AOC Beaume de Venise
Vin Doux Naturel
The vineyards are located on the east and south-east slopes at the foot of the rocky Dentelles de Montmirail. While the name “de Venise” conjures up an Italian city it’s actually a distortion of “de Venisse”, meaning “of the Comtat Venaissan” or “Comtat Avignonnais”.
Beaumes de Venise‘s reputation owes much to the wonderful fortified Vin Doux Naturel (VDN) Muscat de Beaumes de Venise wine. Greek colonists planted the first Muscat vines in Beaumes around 600BC. From 1309 onwards, Pope Clement V owned muscat producing facilities. Even though the religious wars caused the vineyards to shrink during the Middle Ages, the nobility consumed Muscat on a regular basis.
Vin Doux Naturel Muscat de Beaumes-de-Venise was officially awarded AOC Cru status in 1945, and applied retroactively to the 1943 vintage. In 1957, Beaumes de Venise dry red wines were included in the Côtes du Rhône production area.
Then in 1978, having recognised of the quality of the terroir, Beaumes-de-Venise growers were able to label their red wines Côtes du Rhônes Villages Beaumes-de-Venise. Thanks to almost thirty years of dedicated work in the vineyards and the cellars, the improved quality of the reds meant that Beaumes-de-Venise officially became a Côte du Rhône cru. So now, Beaumes de Venise is cru for dry red and VDN Muscat wines.
The Dentelles de Montmirail hills protect the hillside vineyards from the mistral winds.
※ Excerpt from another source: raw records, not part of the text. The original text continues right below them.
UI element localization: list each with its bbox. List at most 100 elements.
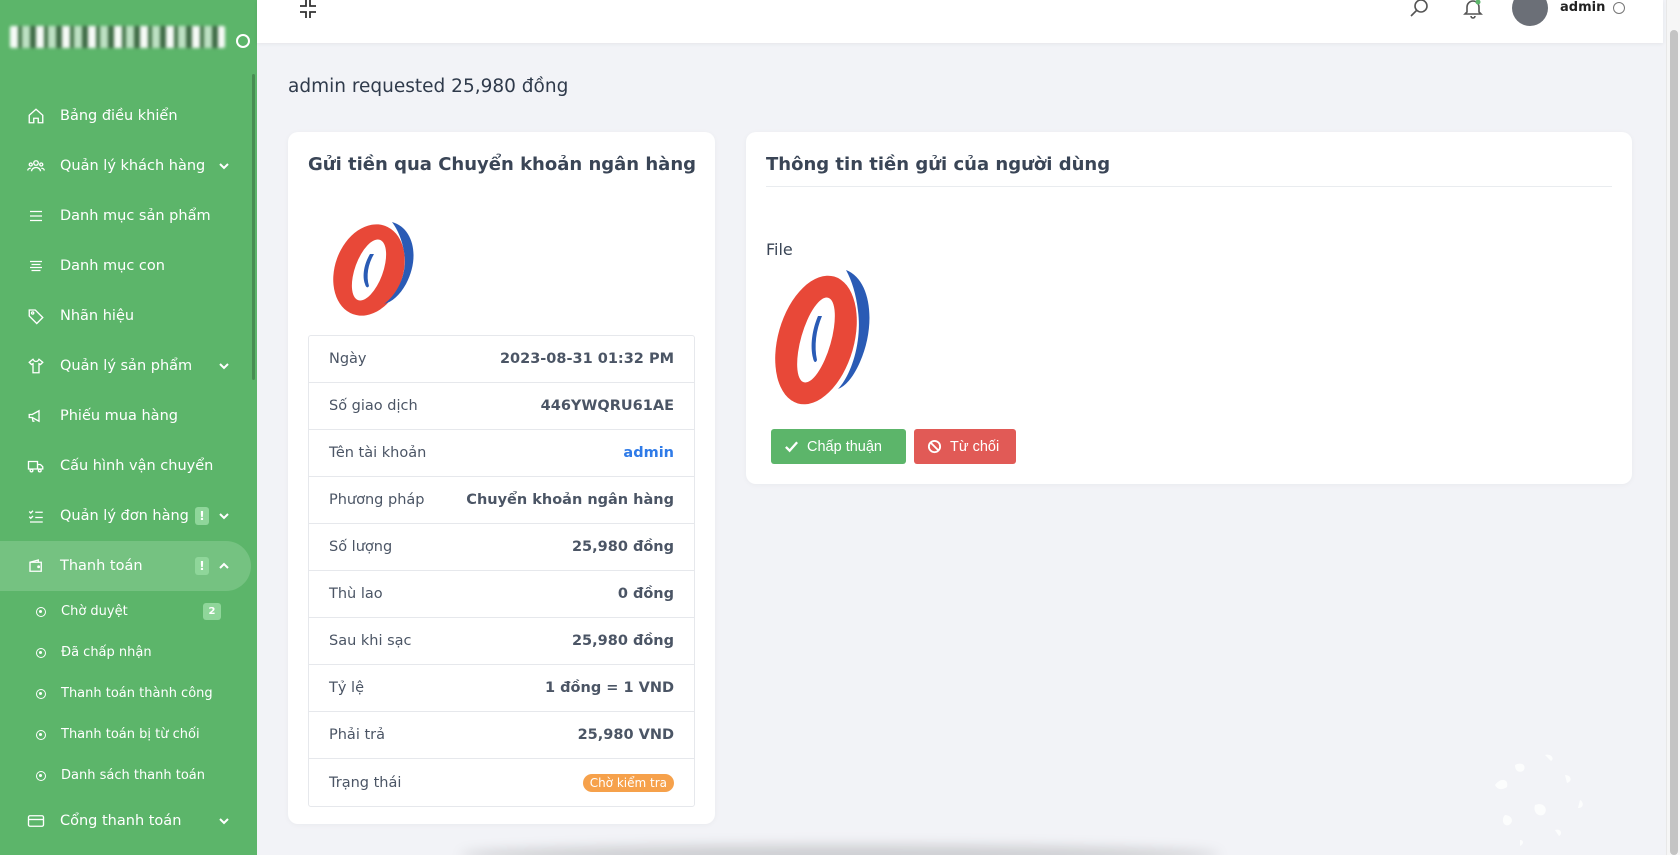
circle-icon [36, 770, 46, 781]
sidebar-item-payment-gateways[interactable]: Cổng thanh toán [0, 796, 257, 846]
row-label: Tên tài khoản [329, 445, 427, 461]
chevron-down-icon [219, 163, 229, 170]
sidebar-item-product-categories[interactable]: Danh mục sản phẩm [0, 191, 257, 241]
card-icon [26, 811, 46, 831]
chevron-down-icon [219, 818, 229, 825]
bottom-shadow [460, 845, 1220, 855]
truck-icon [26, 456, 46, 476]
circle-icon [36, 729, 46, 740]
table-row: Phải trả 25,980 VND [309, 712, 694, 759]
list-check-icon [26, 506, 46, 526]
sidebar-item-brands[interactable]: Nhãn hiệu [0, 291, 257, 341]
align-icon [26, 256, 46, 276]
row-value: 0 đồng [617, 586, 674, 602]
tag-icon [26, 306, 46, 326]
row-value: 25,980 VND [577, 727, 674, 743]
check-icon [785, 441, 799, 453]
table-row: Thù lao 0 đồng [309, 571, 694, 618]
table-row: Tên tài khoản admin [309, 430, 694, 477]
sidebar-item-product-management[interactable]: Quản lý sản phẩm [0, 341, 257, 391]
alert-badge: ! [195, 507, 209, 525]
row-value: 25,980 đồng [571, 539, 674, 555]
card-title: Gửi tiền qua Chuyển khoản ngân hàng [308, 154, 697, 175]
search-icon[interactable] [1409, 0, 1431, 20]
decorative-graphic [1495, 754, 1583, 846]
approve-button-label: Chấp thuận [807, 438, 882, 455]
row-label: Phải trả [329, 727, 385, 743]
row-value: 446YWQRU61AE [540, 398, 674, 414]
bell-icon[interactable] [1462, 0, 1484, 20]
payments-submenu: Chờ duyệt 2 Đã chấp nhận Thanh toán thàn… [0, 591, 257, 796]
count-badge: 2 [203, 603, 221, 620]
sidebar-item-dashboard[interactable]: Bảng điều khiển [0, 91, 257, 141]
sidebar-item-label: Cấu hình vận chuyển [60, 458, 214, 474]
chevron-down-icon [219, 363, 229, 370]
sidebar-subitem-label: Thanh toán thành công [61, 686, 213, 701]
file-label: File [766, 240, 793, 259]
row-label: Phương pháp [329, 492, 425, 508]
bank-logo-image [333, 222, 414, 316]
sidebar-item-label: Phiếu mua hàng [60, 408, 178, 424]
sidebar-item-customers[interactable]: Quản lý khách hàng [0, 141, 257, 191]
uploaded-file-image[interactable] [764, 260, 884, 410]
account-name-link[interactable]: admin [623, 445, 674, 461]
alert-badge: ! [195, 557, 209, 575]
sidebar-subitem-rejected[interactable]: Thanh toán bị từ chối [36, 714, 257, 755]
chevron-down-icon [219, 513, 229, 520]
sidebar-subitem-label: Thanh toán bị từ chối [61, 727, 200, 742]
chevron-down-icon[interactable] [1613, 2, 1625, 14]
row-value: 25,980 đồng [571, 633, 674, 649]
users-icon [26, 156, 46, 176]
circle-icon [36, 647, 46, 658]
row-value: Chuyển khoản ngân hàng [466, 492, 674, 508]
sidebar-subitem-accepted[interactable]: Đã chấp nhận [36, 632, 257, 673]
row-label: Sau khi sạc [329, 633, 412, 649]
sidebar-item-shipping-config[interactable]: Cấu hình vận chuyển [0, 441, 257, 491]
sidebar-nav: Bảng điều khiển Quản lý khách hàng Danh … [0, 91, 257, 846]
table-row: Số giao dịch 446YWQRU61AE [309, 383, 694, 430]
row-label: Thù lao [329, 586, 383, 602]
reject-button[interactable]: Từ chối [914, 429, 1016, 464]
table-row: Trạng thái Chờ kiểm tra [309, 759, 694, 806]
scrollbar-thumb[interactable] [1670, 30, 1678, 855]
row-value: 2023-08-31 01:32 PM [499, 351, 674, 367]
row-label: Ngày [329, 351, 367, 367]
sidebar-subitem-successful[interactable]: Thanh toán thành công [36, 673, 257, 714]
shirt-icon [26, 356, 46, 376]
table-row: Sau khi sạc 25,980 đồng [309, 618, 694, 665]
sidebar-subitem-label: Chờ duyệt [61, 604, 128, 619]
circle-icon [36, 688, 46, 699]
sidebar-item-vouchers[interactable]: Phiếu mua hàng [0, 391, 257, 441]
sidebar-subitem-pending[interactable]: Chờ duyệt 2 [36, 591, 257, 632]
sidebar-item-orders[interactable]: Quản lý đơn hàng ! [0, 491, 257, 541]
sidebar-item-subcategories[interactable]: Danh mục con [0, 241, 257, 291]
table-row: Ngày 2023-08-31 01:32 PM [309, 336, 694, 383]
wallet-icon [26, 556, 46, 576]
sidebar-subitem-payment-list[interactable]: Danh sách thanh toán [36, 755, 257, 796]
sidebar-item-label: Quản lý đơn hàng [60, 508, 189, 524]
top-bar: admin [257, 0, 1663, 43]
sidebar-item-label: Quản lý khách hàng [60, 158, 206, 174]
page-scrollbar[interactable] [1666, 0, 1680, 855]
sidebar-subitem-label: Danh sách thanh toán [61, 768, 206, 783]
deposit-details-table: Ngày 2023-08-31 01:32 PM Số giao dịch 44… [308, 335, 695, 807]
user-deposit-info-card: Thông tin tiền gửi của người dùng File C… [746, 132, 1632, 484]
approve-button[interactable]: Chấp thuận [771, 429, 906, 464]
megaphone-icon [26, 406, 46, 426]
sidebar-item-label: Quản lý sản phẩm [60, 358, 193, 374]
table-row: Tỷ lệ 1 đồng = 1 VND [309, 665, 694, 712]
sidebar-item-payments[interactable]: Thanh toán ! [0, 541, 251, 591]
compress-icon[interactable] [298, 0, 318, 20]
row-label: Trạng thái [329, 774, 402, 791]
table-row: Số lượng 25,980 đồng [309, 524, 694, 571]
username[interactable]: admin [1560, 0, 1605, 15]
sidebar-item-label: Bảng điều khiển [60, 108, 178, 124]
row-label: Số lượng [329, 539, 393, 555]
row-label: Tỷ lệ [329, 680, 364, 696]
sidebar-item-label: Cổng thanh toán [60, 813, 182, 829]
circle-icon [36, 606, 46, 617]
chevron-up-icon [219, 562, 229, 569]
avatar[interactable] [1512, 0, 1548, 26]
table-row: Phương pháp Chuyển khoản ngân hàng [309, 477, 694, 524]
brand-logo[interactable] [10, 24, 250, 52]
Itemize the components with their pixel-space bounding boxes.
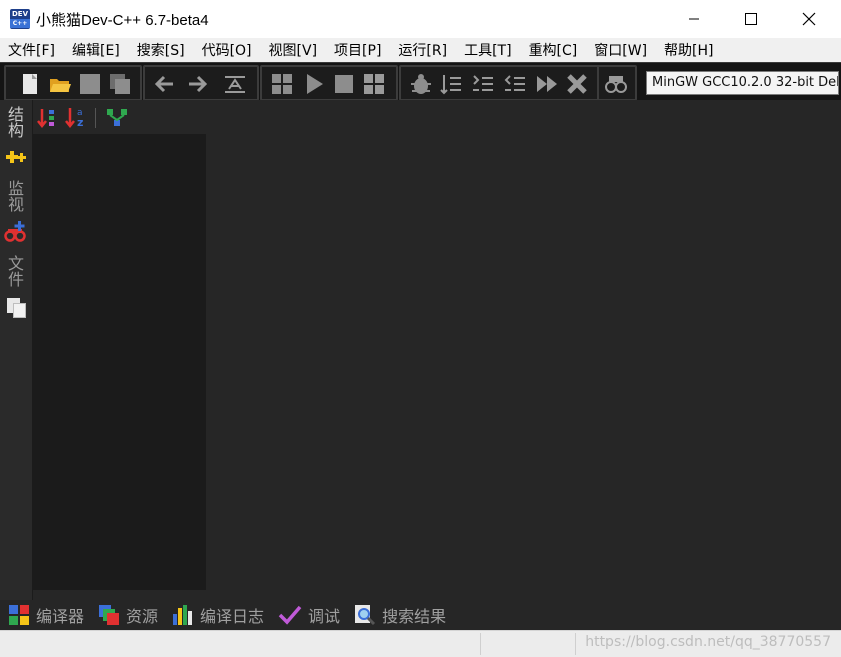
stop-debug-icon[interactable] xyxy=(565,72,589,96)
status-divider xyxy=(575,633,576,655)
toolbar-watch-group xyxy=(597,65,637,101)
sort-alphabetical-icon[interactable]: a z xyxy=(65,105,89,129)
debug-bug-icon[interactable] xyxy=(409,72,433,96)
back-arrow-icon[interactable] xyxy=(153,72,177,96)
step-over-icon[interactable] xyxy=(439,72,463,96)
save-all-icon[interactable] xyxy=(108,72,132,96)
app-icon: DEV C++ xyxy=(10,9,30,29)
tab-debug-label: 调试 xyxy=(308,607,341,626)
app-icon-text: DEV xyxy=(11,10,28,18)
watch-add-icon[interactable] xyxy=(4,220,28,244)
tab-compiler[interactable]: 编译器 xyxy=(8,603,84,627)
minimize-icon xyxy=(689,18,699,20)
menu-run[interactable]: 运行[R] xyxy=(390,40,453,60)
menu-search[interactable]: 搜索[S] xyxy=(129,40,191,60)
add-watch-icon[interactable] xyxy=(604,72,628,96)
tab-compiler-label: 编译器 xyxy=(36,607,85,626)
main-toolbar: MinGW GCC10.2.0 32-bit Debug xyxy=(0,62,841,101)
maximize-button[interactable] xyxy=(722,0,780,38)
bottom-tab-bar: 编译器 资源 编译日志 调试 搜索结果 xyxy=(0,600,841,630)
menu-refactor[interactable]: 重构[C] xyxy=(521,40,584,60)
toolbar-divider xyxy=(95,108,96,128)
tab-watch[interactable]: 监视 xyxy=(5,180,26,212)
maximize-icon xyxy=(745,13,757,25)
compile-icon[interactable] xyxy=(270,72,294,96)
tab-compile-log[interactable]: 编译日志 xyxy=(172,603,264,627)
watermark-text: https://blog.csdn.net/qq_38770557 xyxy=(585,634,831,650)
menu-view[interactable]: 视图[V] xyxy=(261,40,324,60)
debug-check-icon xyxy=(278,605,302,625)
menu-edit[interactable]: 编辑[E] xyxy=(64,40,126,60)
step-out-icon[interactable] xyxy=(503,72,527,96)
svg-text:z: z xyxy=(77,116,83,129)
menu-help[interactable]: 帮助[H] xyxy=(656,40,719,60)
close-button[interactable] xyxy=(780,0,838,38)
sort-by-type-icon[interactable] xyxy=(37,107,57,129)
run-icon[interactable] xyxy=(302,72,326,96)
app-icon-sub: C++ xyxy=(10,19,30,28)
menu-project[interactable]: 项目[P] xyxy=(326,40,387,60)
class-add-icon[interactable] xyxy=(5,148,27,166)
tab-search-results-label: 搜索结果 xyxy=(382,607,447,626)
class-browser-toolbar: a z xyxy=(33,100,206,134)
tab-files[interactable]: 文件 xyxy=(5,255,26,287)
save-icon[interactable] xyxy=(78,72,102,96)
minimize-button[interactable] xyxy=(665,0,723,38)
open-folder-icon[interactable] xyxy=(48,72,72,96)
step-into-icon[interactable] xyxy=(471,72,495,96)
toolbar-build-group xyxy=(260,65,398,101)
menu-code[interactable]: 代码[O] xyxy=(194,40,258,60)
resource-icon xyxy=(99,605,120,625)
title-bar: DEV C++ 小熊猫Dev-C++ 6.7-beta4 xyxy=(0,0,841,39)
tab-resource[interactable]: 资源 xyxy=(98,603,158,627)
menu-bar: 文件[F] 编辑[E] 搜索[S] 代码[O] 视图[V] 项目[P] 运行[R… xyxy=(0,38,841,62)
tab-structure[interactable]: 结构 xyxy=(5,106,26,138)
files-icon[interactable] xyxy=(5,296,29,320)
compile-run-icon[interactable] xyxy=(332,72,356,96)
search-results-icon xyxy=(355,605,376,626)
tab-search-results[interactable]: 搜索结果 xyxy=(354,603,446,627)
compile-log-icon xyxy=(173,605,193,625)
menu-tools[interactable]: 工具[T] xyxy=(456,40,517,60)
rebuild-icon[interactable] xyxy=(362,72,386,96)
toolbar-file-group xyxy=(4,65,142,101)
tab-resource-label: 资源 xyxy=(126,607,159,626)
compiler-select[interactable]: MinGW GCC10.2.0 32-bit Debug xyxy=(646,71,839,95)
menu-file[interactable]: 文件[F] xyxy=(0,40,61,60)
forward-arrow-icon[interactable] xyxy=(185,72,209,96)
left-tab-strip: 结构 监视 文件 xyxy=(0,100,33,600)
editor-area[interactable] xyxy=(206,100,841,600)
toolbar-nav-group xyxy=(143,65,259,101)
close-icon xyxy=(802,12,816,26)
tab-debug[interactable]: 调试 xyxy=(278,603,340,627)
continue-icon[interactable] xyxy=(535,72,559,96)
toolbar-debug-group xyxy=(399,65,601,101)
status-divider xyxy=(480,633,481,655)
show-inherited-icon[interactable] xyxy=(105,107,129,129)
window-title: 小熊猫Dev-C++ 6.7-beta4 xyxy=(36,12,209,29)
new-file-icon[interactable] xyxy=(18,72,42,96)
class-browser-panel[interactable] xyxy=(33,100,206,590)
compiler-icon xyxy=(9,605,29,625)
format-code-icon[interactable] xyxy=(223,72,247,96)
tab-compile-log-label: 编译日志 xyxy=(200,607,265,626)
menu-window[interactable]: 窗口[W] xyxy=(586,40,653,60)
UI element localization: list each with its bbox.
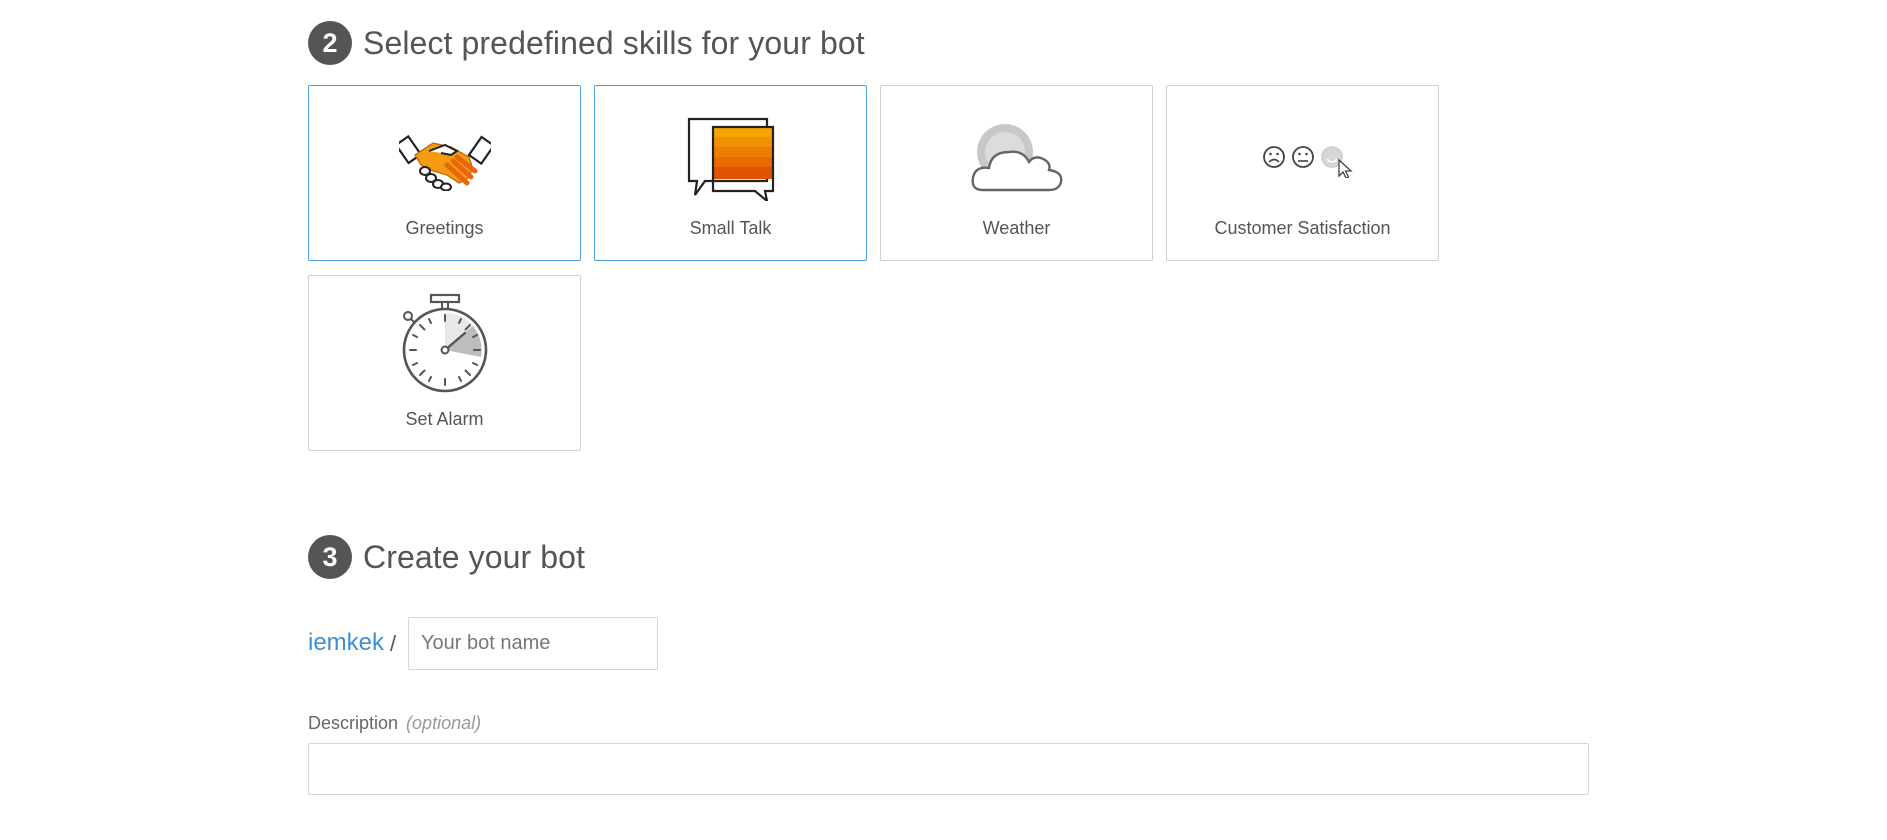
- chat-bubbles-icon: [681, 113, 781, 203]
- step-2-header: 2 Select predefined skills for your bot: [308, 21, 865, 65]
- owner-link[interactable]: iemkek: [308, 629, 384, 657]
- path-separator: /: [390, 631, 397, 656]
- skill-label: Customer Satisfaction: [1214, 218, 1391, 238]
- optional-hint: (optional): [406, 713, 482, 733]
- step-number-badge: 3: [308, 535, 352, 579]
- stopwatch-icon: [395, 293, 495, 393]
- skill-label: Greetings: [405, 218, 484, 238]
- cloud-sun-icon: [967, 113, 1067, 203]
- skill-label: Weather: [982, 218, 1051, 238]
- handshake-icon: [395, 113, 495, 203]
- step-title: Create your bot: [363, 538, 586, 575]
- description-input[interactable]: [308, 743, 1589, 795]
- skill-card-weather[interactable]: Weather: [880, 85, 1153, 261]
- step-number-badge: 2: [308, 21, 352, 65]
- skill-card-set-alarm[interactable]: Set Alarm: [308, 275, 581, 451]
- bot-name-input[interactable]: [408, 617, 658, 670]
- description-label-text: Description: [308, 713, 399, 733]
- step-title: Select predefined skills for your bot: [363, 24, 865, 61]
- smiley-faces-icon: [1253, 113, 1353, 203]
- description-label: Description (optional): [308, 713, 481, 734]
- skill-card-small-talk[interactable]: Small Talk: [594, 85, 867, 261]
- skill-card-customer-satisfaction[interactable]: Customer Satisfaction: [1166, 85, 1439, 261]
- skill-label: Set Alarm: [405, 409, 484, 429]
- skill-label: Small Talk: [689, 218, 772, 238]
- skill-card-greetings[interactable]: Greetings: [308, 85, 581, 261]
- step-3-header: 3 Create your bot: [308, 535, 585, 579]
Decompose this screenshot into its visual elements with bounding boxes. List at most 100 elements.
Facing East-South-East, they receive optimum exposure to the sun and guarantee uniform maturity. Beaumes-de-Venise wines come from three major soil types that give the cru its unique personality.
The VDN is produced from Muscat à Petits Grains Noir and Blanc with a fortification of the wine through an addition 5 to 10% addition of virtually pure alcohol that arrests the fermentation, thus leaving a small amount of residual sugar (minimum of 252g/L). The wines must contain at least 100g/L of sugar and feature at least 15% alcohol content.
The VDN wines are golden in colour, with a nose of flowers and tropical fruits, and have a long finish. Though typically drunk young, the wines often acquire delightful toffee aromas and flavours with age which pair well with appropriate deserts.
The red wines take their character from a group of grape varieties, with the two main varieties being Grenache (at least 50% of planted vines) and Syrah (25% to 50% of vines planted). Grenache noir is rich in phenolic compounds and brings hints of summer fruits, licorice, and spices. Syrah brings colour, greater fragrance, and a long finish. Mourvèdre complements the first two varieties with its more complex aromas of black fruits, leather, and woodland.
Dry white is not a permitted style for the cru label, but many growers produce dry Muscat white wines under the IGP (Vin de Pays) label which are ideal for aperitifs.